On networks and online Russian trolls: How can the total entropy fit index be applied to optimize the number of embedded dimensions used in dynamic exploratory graph analysis, and why does it matter?

USC Quantitative Speaker Series (Fall 2021)

Date: October 5, 2021

Speaker: Hudson Golino, Ph.D.

Assistant Professor of Psychology
University of Virginia

Video Recording (requires sign in using your USC NetID)

Abstract

The current presentation will show how a new fit index for dimensionality analysis termed total entropy fit index can be applied to tune the number of embedded dimensions used in the dynamic exploratory graph analysis (DynEGA) technique. DynEGA uses dynamical systems and network psychometrics to estimate the number of (dynamic) latent factors in multivariate time-series of continuous or categorical data. For each time series generalized local linear approximation (GLLA) is used to compute n-order derivatives for each individual. The stacked matrix of derivatives (combined row-wise) is then used to estimate a network structure in which communities represent dynamical factors. GLLA requires the user to set the number of embedded dimensions to transform each time series into a time delay embedding matrix. In a Monte-Carlo simulation, we show that the total entropy fit index can be used in a grid search to find the optimal number of embedded dimensions. In an applied example, we performed DynEGA with the TEFI optimization on a large dataset with Twitter posts from state-sponsored right- and left-wing trolls during the 2016 U.S. presidential election.
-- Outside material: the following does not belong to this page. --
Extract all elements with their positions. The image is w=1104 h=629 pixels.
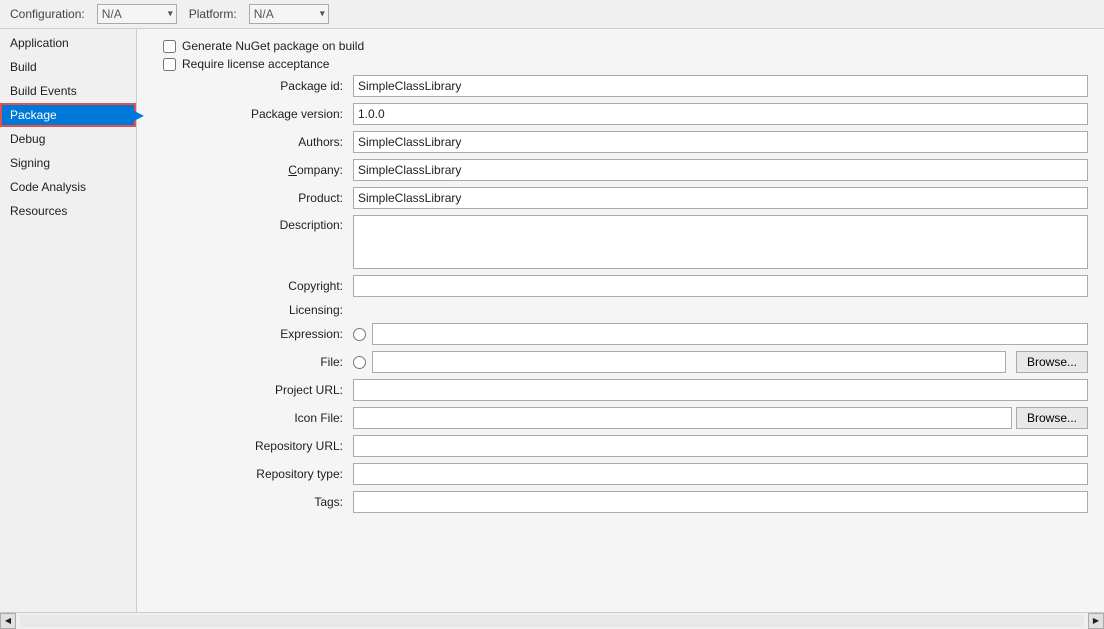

DynEGA revealed factors (in this case latent topics) that were pertinent to several consequential events in the election cycle, demonstrating the coordinated effort of trolls capitalizing on current events in the U.S. This example demonstrates the potential power of our approach for revealing temporally relevant information from qualitative text data.

Bio

Dr. Hudson Golino completed his Ph.D. in March 2015 at the Universidade Federal de Minas Gerais (Brazil), where he studied applications of machine learning in Psychology, Education and Health. His research focuses on quantitative methods, psychometrics and machine learning applied in the fields of psychology, health and education. He is particularly interested in new ways to assess the number of dimensions (i.e. latent variables) underlying multivariate data using network psychometrics. He has been developing a new set of quantitative techniques and metrics, integrated in a general approach – termed Exploratory Graph Analysis (EGA), that is part of the relatively new area of network psychometrics. Particularly, he combines network science, information and quantum information theory, as well as computational methods to address fundamental problems in psychometrics.